Crawling out from underground every 13 or 17 years, with a collective song as loud as jet engines, the periodical cicadas are nature’s kings of the calendar.
These black bugs with bulging eyes differ from their greener-tinged cousins that come out annually. They stay buried year after year, until they surface and take over a landscape, covering houses with shed exoskeletons and making the ground crunchy.
This spring, an unusual cicada double dose is about to invade a couple parts of the United States in what University of Connecticut cicada expert John Cooley called “cicada-geddon.”
The last time these two broods came out together in 1803 Thomas Jefferson, who wrote about cicadas in his Garden Book but mistakenly called them locusts, was president. “Periodic cicadas don’t do subtle,” Cooley said.

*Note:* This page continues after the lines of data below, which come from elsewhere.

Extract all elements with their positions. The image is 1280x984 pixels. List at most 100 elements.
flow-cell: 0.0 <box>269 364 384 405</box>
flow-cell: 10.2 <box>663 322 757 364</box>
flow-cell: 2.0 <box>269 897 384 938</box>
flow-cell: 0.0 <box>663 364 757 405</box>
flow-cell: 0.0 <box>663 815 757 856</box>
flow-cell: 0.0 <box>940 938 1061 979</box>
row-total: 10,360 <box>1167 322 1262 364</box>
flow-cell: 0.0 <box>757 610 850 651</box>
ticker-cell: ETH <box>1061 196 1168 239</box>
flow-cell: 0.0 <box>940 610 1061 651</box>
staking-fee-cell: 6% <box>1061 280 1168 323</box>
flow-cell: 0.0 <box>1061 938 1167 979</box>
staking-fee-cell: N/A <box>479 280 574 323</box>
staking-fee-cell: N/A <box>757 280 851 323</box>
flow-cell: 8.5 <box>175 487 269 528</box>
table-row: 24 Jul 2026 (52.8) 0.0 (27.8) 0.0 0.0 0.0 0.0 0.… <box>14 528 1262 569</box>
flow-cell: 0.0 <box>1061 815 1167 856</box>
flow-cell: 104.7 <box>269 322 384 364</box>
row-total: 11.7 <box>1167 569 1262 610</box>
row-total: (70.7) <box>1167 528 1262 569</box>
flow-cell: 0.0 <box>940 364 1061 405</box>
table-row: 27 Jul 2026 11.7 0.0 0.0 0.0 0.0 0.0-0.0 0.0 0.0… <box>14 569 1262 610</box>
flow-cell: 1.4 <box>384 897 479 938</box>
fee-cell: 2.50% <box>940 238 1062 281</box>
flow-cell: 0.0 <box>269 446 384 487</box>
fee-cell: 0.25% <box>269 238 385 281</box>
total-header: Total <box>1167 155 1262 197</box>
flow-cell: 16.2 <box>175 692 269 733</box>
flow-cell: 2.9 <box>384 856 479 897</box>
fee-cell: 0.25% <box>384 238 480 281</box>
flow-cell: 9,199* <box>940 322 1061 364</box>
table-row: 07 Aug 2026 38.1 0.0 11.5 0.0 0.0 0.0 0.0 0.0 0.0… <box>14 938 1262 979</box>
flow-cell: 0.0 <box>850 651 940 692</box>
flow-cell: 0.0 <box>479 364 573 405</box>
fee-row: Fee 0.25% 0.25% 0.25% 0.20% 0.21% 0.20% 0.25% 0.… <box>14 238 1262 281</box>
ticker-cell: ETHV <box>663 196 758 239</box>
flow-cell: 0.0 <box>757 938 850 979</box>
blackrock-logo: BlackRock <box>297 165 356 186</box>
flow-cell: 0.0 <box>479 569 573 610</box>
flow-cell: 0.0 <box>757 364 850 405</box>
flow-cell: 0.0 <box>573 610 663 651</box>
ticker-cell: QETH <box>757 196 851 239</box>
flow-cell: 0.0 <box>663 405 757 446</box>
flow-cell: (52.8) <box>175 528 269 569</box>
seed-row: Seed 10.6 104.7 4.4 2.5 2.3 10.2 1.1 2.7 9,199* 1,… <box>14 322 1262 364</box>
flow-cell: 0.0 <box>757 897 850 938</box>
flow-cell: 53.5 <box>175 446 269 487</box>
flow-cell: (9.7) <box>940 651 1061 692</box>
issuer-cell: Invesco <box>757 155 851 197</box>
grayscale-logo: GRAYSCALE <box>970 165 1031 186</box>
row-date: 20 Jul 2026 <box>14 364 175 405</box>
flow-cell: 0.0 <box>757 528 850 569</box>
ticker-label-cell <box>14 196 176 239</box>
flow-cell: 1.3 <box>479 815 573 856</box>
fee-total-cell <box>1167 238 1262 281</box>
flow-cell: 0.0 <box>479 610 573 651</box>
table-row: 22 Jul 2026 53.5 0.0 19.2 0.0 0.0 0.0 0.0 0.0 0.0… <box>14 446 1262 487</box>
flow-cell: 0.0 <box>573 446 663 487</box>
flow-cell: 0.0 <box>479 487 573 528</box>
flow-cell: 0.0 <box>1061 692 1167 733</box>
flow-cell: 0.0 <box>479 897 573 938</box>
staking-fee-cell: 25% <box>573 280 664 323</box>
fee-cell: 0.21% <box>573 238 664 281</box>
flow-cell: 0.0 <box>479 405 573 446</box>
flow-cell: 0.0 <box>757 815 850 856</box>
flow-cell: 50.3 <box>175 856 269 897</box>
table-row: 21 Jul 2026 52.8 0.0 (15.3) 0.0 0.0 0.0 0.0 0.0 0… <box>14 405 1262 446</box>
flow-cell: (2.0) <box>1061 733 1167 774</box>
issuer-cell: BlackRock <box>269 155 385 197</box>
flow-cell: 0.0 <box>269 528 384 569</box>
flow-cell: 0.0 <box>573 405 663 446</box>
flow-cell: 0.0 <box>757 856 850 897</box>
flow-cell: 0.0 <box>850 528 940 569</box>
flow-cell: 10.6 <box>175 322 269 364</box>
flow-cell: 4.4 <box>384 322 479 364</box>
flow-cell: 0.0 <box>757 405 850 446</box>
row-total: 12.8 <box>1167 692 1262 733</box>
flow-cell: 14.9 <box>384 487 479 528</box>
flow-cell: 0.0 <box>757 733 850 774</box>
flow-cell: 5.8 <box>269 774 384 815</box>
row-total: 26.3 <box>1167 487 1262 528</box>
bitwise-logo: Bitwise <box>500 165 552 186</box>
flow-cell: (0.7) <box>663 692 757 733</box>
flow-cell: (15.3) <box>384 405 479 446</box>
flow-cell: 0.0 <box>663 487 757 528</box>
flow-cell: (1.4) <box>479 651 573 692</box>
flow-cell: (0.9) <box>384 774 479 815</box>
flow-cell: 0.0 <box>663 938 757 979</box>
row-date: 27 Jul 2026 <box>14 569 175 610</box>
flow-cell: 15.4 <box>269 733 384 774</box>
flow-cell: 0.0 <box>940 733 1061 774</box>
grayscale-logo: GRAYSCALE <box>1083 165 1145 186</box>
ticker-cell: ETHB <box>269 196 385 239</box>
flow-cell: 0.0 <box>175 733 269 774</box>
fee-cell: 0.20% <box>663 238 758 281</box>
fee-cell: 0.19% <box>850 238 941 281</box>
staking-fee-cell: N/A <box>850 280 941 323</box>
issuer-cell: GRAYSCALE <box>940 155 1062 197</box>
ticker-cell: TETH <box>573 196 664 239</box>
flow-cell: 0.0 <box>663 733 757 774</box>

If you’re fascinated by the upcoming solar eclipse, the cicadas are weirder and bigger, said Georgia Tech biophysicist Saad Bhamla.
“We’ve got trillions of these amazing living organisms come out of the Earth, climb up on trees and it’s just a unique experience, a sight to behold,” Bhamla said.
“It’s like an entire alien species living underneath our feet and then some prime number years they come out to say hello.”
At times mistaken for voracious and unrelated locusts, periodical cicadas are more annoying rather than causing biblical economic damage. They can hurt young trees and some fruit crops, but it’s not widespread and can be prevented.
The largest geographic brood in the nation ― called Brood XIX and coming out every 13 years ― is about to march through the Southeast, having already created countless boreholes in the red Georgia clay. It’s a sure sign of the coming cicada occupation.
They emerge when the ground warms to 64 degrees (17.8 degrees Celsius), which is happening earlier than it used to because of climate change, entomologists said. The bugs are brown at first but darken as they mature.
Soon after the insects appear in large numbers in Georgia and the rest of the Southeast, cicada cousins that come out every 17 years will inundate Illinois. They are Brood XIII.
“You’ve got one very widely distributed brood in Brood XIX, but you have a very dense historically abundant brood in the Midwest, your Brood XIII,” said University of Maryland entomologist Mike Raupp.
“And when you put those two together… you would have more than anywhere else any other time,” University of Maryland entomologist Paula Shrewsbury said.